Why Montanans need a convention rather than amendments to update their constitution

This article was first posted on February 19 by the Mountain States Policy Center.

In 2030, Montana voters will decide whether to commission a new state constitutional convention. In this series of op-eds, I’ve pointed out defects in the current state constitution. And I’ve observed that amendments cannot make the necessary repairs; only a convention can do that.

One reason is that the necessary repairs are simply too extensive for the amendment process to handle. But an even more important reason is that the Montana Supreme Court likely would strike down any amendments of which the justices personally disapprove. Here is my basis for saying that:

Under the 1889 Montana constitution, only the legislature could propose amendments to the voters. Amendments, like most other bills, could cover only a single subject. This “single subject rule” was easy to comply with.

The 1972 constitution allowed ordinary citizens to propose amendments through the initiative-petition process. The single subject rule does not apply to voter initiatives.

In the 1998 election, Montanans approved Constitutional Initiative 75. It required public votes on most tax increases, and likely would have prevented controversies such as that currently raging over Montana property taxes.
But pro-spending interests loathed CI-75, and after its approval, they asked the Montana Supreme Court to reverse the election results. The case was Marshall v.

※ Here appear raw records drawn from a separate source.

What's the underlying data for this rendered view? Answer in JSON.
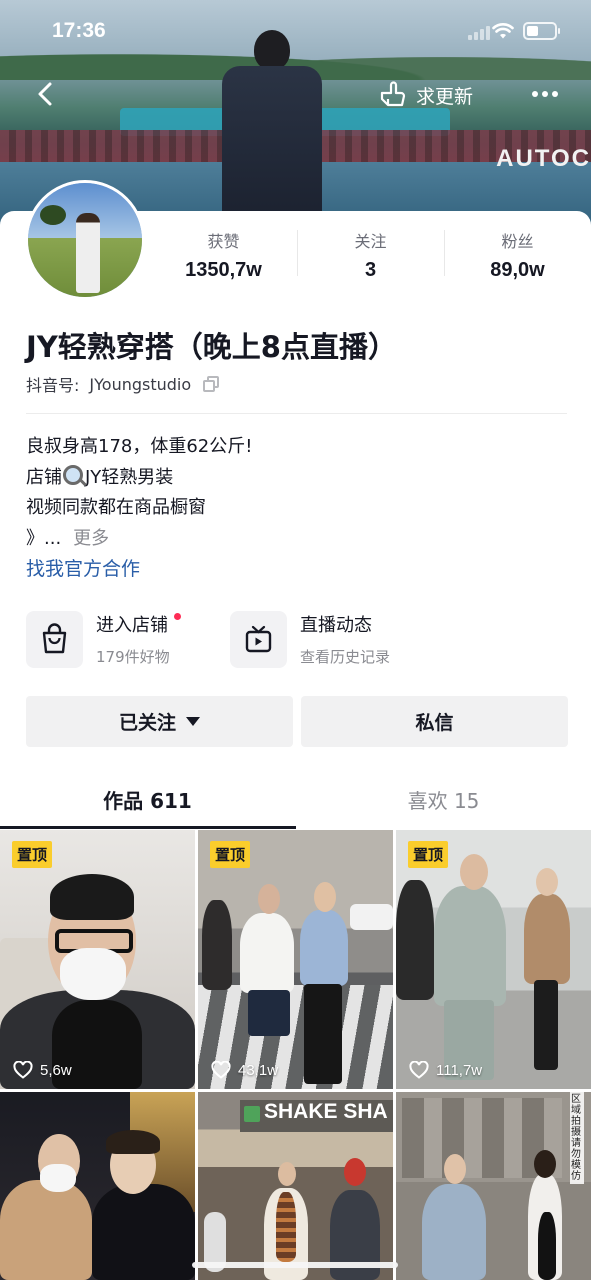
{
  "status_bar": {
    "time": "17:36"
  },
  "cover": {
    "sign_text": "AUTOC"
  },
  "nav": {
    "update_label": "求更新"
  },
  "profile": {
    "name": "JY轻熟穿搭（晚上8点直播）",
    "id_label": "抖音号:",
    "id_value": "JYoungstudio",
    "stats": [
      {
        "label": "获赞",
        "value": "1350,7w"
      },
      {
        "label": "关注",
        "value": "3"
      },
      {
        "label": "粉丝",
        "value": "89,0w"
      }
    ],
    "bio": {
      "line1": "良叔身高178，体重62公斤!",
      "line2_pre": "店铺",
      "line2_post": "JY轻熟男装",
      "line3": "视频同款都在商品橱窗",
      "line4": "》...",
      "more": "更多"
    },
    "cooperation": "找我官方合作"
  },
  "entries": {
    "shop": {
      "title": "进入店铺",
      "subtitle": "179件好物"
    },
    "live": {
      "title": "直播动态",
      "subtitle": "查看历史记录"
    }
  },
  "buttons": {
    "following": "已关注",
    "message": "私信"
  },
  "tabs": {
    "works": "作品 611",
    "likes": "喜欢 15"
  },
  "grid": {
    "pinned_label": "置顶",
    "tiles": [
      {
        "likes": "5,6w",
        "pinned": true
      },
      {
        "likes": "43,1w",
        "pinned": true
      },
      {
        "likes": "111,7w",
        "pinned": true
      },
      {
        "likes": "",
        "pinned": false
      },
      {
        "likes": "",
        "pinned": false
      },
      {
        "likes": "",
        "pinned": false
      }
    ],
    "shake_sign": "SHAKE SHA",
    "side_text": "区域拍摄请勿模仿"
  },
  "colors": {
    "accent_red": "#fe2c55",
    "pin_yellow": "#facd2c",
    "link_blue": "#2a5ea8"
  }
}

Montana.

The plaintiffs’ case was remarkably weak. Almost any other court would have dismissed it summarily. The plaintiffs had no standing to sue, their factual claims were rebuttable, and CI-75’s drafters had been careful to comply with all existing rules—including, in an excess of caution, the single subject rule.

Moreover, it violates the state constitution to overturn a ballot issue after the voters approve it, and it violates the U.S. Constitution to impose new election standards on an election already held.

Yet in early 1999—in one of the most astounding decisions in state judicial history—the Montana Supreme Court upended the CI-75 election. To justify the result, the court derived an unprecedented legal doctrine from an irrelevant section of the state constitution and applied that doctrine to the election retroactively.

This new doctrine came to be called the “separate vote rule.” But it’s not really a “rule,” because it changes with every new case. In Marshall, the court said CI-75 was invalid because it expressly altered three sections of the state constitution. In a 2017 case, where an amendment merely added a single section, the court said the amendment was invalid because it impliedly changed parts of the constitution not “closely related.” In a 2023 case, the court admitted the proposed amendment addressed subjects that were tightly “conjoined,” but the amendment failed because it affected different parts and functions of the state bureaucracy.
On the other hand, when the justices want to uphold an amendment, the “separate vote rule” suddenly disappears, or they change it, or they help the sponsors by re-drafting the amendment themselves.
I’ve written about the fictitious “separate vote rule” extensively elsewhere. It’s enough to say at this point that the justices mostly use it to strike down conservative amendments while upholding liberal ones.

But the important point here is that the job of rewriting the state constitution is too important to entrust to the Montana Supreme Court’s capricious and arbitrary behavior.  The only way the people of Montana can systematically update their constitution is to commission a state convention to propose a new one.